In the end, Columbo would probably get one of his funny feelings, where he touches his nose and sort of looks up, closing his eyes. He would have a feeling about me, but he wouldn’t say anything because he would be able to see that I was a good girl underneath it all, even if Risa Niedermeyer and all those priss-pots say different, and that Mama was just a bad egg who got what she deserved. He would talk to Miss Nunley at Hobgood Elementary, who would tell him that I am almost never late, and that I won the poster making contest about the four food groups, and I would tell him that I am going to be a Campfire Girl when I am old enough, which is proof that I am a normal person inside, no matter what things look like on the outside.
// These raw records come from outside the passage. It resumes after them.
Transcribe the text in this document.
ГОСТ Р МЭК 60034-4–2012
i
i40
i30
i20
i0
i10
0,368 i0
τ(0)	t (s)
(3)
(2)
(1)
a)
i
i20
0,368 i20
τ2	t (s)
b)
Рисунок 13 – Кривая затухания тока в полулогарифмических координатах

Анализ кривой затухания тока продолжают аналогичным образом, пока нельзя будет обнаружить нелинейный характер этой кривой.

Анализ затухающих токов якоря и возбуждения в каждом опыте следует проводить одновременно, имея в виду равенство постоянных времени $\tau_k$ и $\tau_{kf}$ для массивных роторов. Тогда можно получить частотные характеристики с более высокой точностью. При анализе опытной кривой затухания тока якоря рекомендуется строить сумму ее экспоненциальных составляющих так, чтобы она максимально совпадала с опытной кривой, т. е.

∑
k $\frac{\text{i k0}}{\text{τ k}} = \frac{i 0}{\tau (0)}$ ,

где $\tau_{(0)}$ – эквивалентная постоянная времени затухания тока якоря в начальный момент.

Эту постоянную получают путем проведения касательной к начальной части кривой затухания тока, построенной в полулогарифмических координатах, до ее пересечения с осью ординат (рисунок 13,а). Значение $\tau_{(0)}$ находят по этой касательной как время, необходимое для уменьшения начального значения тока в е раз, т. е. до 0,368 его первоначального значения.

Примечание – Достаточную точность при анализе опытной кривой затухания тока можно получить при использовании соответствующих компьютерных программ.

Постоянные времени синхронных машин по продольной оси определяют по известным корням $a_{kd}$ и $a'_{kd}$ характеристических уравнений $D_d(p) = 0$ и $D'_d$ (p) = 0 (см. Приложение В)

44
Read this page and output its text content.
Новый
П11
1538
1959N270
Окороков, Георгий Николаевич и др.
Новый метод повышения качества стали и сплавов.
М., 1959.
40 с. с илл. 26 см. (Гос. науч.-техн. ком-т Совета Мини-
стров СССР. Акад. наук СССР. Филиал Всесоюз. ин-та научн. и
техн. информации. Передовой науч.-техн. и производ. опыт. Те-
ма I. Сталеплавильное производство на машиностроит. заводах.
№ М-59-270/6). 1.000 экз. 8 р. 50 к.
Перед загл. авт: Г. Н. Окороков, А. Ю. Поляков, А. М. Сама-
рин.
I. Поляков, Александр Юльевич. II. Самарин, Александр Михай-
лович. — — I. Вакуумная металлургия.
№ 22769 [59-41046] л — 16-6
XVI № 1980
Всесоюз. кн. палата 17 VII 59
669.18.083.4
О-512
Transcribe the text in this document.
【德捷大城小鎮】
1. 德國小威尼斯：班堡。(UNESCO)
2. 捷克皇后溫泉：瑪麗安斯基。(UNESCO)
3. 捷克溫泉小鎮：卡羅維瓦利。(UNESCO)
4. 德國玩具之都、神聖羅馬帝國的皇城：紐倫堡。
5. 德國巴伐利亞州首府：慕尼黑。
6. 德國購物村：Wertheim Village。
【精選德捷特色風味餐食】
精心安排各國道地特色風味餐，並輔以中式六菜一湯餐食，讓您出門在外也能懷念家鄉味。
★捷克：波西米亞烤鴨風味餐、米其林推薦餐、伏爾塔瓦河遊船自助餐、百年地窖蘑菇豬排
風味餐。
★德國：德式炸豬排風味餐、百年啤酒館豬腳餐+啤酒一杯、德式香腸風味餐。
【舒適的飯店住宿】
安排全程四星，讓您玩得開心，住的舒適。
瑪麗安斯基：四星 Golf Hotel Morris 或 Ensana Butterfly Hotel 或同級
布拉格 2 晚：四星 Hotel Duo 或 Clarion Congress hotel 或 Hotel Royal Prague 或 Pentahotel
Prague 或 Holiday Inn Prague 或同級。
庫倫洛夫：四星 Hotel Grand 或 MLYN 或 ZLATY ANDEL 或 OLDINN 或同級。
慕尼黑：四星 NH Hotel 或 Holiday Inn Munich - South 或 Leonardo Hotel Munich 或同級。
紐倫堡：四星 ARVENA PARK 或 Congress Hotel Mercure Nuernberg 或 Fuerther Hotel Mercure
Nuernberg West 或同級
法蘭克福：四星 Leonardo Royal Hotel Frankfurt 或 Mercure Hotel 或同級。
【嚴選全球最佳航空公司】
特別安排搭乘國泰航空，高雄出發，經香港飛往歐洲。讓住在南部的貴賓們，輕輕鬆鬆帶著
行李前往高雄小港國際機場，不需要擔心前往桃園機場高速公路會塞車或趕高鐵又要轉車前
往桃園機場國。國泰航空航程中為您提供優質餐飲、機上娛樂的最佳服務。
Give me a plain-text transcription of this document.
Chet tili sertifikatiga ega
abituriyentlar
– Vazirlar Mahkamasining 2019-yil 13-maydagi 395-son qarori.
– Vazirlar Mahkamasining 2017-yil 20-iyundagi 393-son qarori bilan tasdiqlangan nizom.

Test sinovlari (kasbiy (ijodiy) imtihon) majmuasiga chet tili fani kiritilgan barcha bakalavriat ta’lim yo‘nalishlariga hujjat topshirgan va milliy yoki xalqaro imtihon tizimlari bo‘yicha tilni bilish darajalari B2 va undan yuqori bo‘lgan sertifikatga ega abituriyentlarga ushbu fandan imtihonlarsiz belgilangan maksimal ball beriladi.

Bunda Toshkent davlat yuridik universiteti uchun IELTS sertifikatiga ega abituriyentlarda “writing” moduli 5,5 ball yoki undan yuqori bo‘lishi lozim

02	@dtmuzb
And then I do the thing professional murderers never do. I get a picture in my head and I look at it: Mama on the floor, next to her toothbrush, dead and gone. I see how she’s funny sometimes, and how Grammie says she can’t help the way she is. And I think how I could never tell anyone the bad thing that I had done, not even Molly and Lynne because even though they hate Mama as much as I do sometimes, they would never commit the crime of poisoning.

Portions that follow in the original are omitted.